Figure 1.

Triptolide treatment results in growth arrest, and synergistically enhances the cytotoxicity of gemcitabine in pancreatic cancer cells. (A and B) BxPC-3 or PANC-1 cells were treated with vehicle control or triptolide at the indicated doses for up to 96 h. Cell viability was determined by 3-(4,5-dimethylthiazol-2-yl)-2,5-diphenyltetrazolium bromide assay.
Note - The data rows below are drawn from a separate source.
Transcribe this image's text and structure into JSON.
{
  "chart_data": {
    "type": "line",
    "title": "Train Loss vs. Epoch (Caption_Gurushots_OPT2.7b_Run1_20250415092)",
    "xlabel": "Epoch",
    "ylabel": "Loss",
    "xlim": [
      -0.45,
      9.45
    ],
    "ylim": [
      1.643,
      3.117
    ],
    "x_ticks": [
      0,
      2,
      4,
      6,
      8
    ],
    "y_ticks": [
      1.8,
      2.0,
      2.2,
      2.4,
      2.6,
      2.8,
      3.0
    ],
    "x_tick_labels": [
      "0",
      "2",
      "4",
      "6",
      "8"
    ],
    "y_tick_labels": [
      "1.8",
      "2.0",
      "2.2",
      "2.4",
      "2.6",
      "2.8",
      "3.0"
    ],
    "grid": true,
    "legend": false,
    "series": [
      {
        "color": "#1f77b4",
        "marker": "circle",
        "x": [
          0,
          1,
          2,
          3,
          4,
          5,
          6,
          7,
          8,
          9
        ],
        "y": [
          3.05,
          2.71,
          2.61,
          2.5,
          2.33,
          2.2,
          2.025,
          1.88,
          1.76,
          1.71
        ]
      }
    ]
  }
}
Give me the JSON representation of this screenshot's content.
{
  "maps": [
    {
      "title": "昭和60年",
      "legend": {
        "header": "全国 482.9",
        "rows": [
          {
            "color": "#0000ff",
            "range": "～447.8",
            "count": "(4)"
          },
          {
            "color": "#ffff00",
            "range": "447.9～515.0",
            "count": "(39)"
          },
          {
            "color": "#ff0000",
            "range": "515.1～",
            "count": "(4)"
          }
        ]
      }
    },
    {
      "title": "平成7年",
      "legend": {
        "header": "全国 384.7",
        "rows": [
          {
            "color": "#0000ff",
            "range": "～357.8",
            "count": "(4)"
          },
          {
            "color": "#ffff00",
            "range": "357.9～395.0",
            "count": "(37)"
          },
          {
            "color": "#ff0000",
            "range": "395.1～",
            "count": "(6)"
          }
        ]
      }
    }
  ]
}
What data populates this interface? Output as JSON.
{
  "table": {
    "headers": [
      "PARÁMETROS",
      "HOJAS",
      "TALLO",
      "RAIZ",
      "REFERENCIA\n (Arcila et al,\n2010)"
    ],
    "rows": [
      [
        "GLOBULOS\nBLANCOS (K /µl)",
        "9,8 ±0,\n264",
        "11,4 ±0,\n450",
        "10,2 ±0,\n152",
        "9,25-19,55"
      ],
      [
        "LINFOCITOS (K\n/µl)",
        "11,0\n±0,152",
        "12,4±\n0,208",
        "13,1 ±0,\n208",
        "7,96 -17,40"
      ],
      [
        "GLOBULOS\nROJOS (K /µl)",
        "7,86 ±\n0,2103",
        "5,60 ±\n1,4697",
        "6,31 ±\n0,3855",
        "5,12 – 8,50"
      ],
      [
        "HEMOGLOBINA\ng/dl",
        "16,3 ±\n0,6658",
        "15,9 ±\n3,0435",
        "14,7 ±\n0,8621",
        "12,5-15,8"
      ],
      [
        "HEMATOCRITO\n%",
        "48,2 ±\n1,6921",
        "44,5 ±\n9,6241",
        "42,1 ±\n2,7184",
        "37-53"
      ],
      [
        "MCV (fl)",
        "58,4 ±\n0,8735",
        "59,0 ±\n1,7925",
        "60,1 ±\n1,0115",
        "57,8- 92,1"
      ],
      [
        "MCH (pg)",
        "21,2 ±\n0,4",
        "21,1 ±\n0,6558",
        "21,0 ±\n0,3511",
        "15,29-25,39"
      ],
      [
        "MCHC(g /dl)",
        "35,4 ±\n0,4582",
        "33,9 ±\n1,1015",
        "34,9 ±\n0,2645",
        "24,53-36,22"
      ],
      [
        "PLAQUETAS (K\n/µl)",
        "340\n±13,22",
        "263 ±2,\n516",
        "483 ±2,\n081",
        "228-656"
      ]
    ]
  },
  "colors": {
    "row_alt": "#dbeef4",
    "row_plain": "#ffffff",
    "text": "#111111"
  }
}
The data are presented as the mean inhibition rate ± standard error from at least three independent experiments. (C and D) Gemcitabine IC₅₀ of BxPC-3 or PANC-1 cells was determined in the absence or presence of sequential triptolide treatment (gemcitabine followed by triptolide) (presented as the mean ± standard error). (E and F) BxPC-3 or PANC-1 cells were treated with gemcitabine (4 varying concentrations: 5, 10, 20 and 40 nM) or triptolide (3 varying concentrations: 6.25, 12.5 and 25 nM) alone or combined sequentially (12 combined groups). CI values were calculated with CalcuSyn software (Biosoft, Cambridge, UK). *P<0.05, **P<0.01 and ***P<0.001 vs. vehicle control. IC₅₀, half maximal inhibitory concentration; CI, combination index.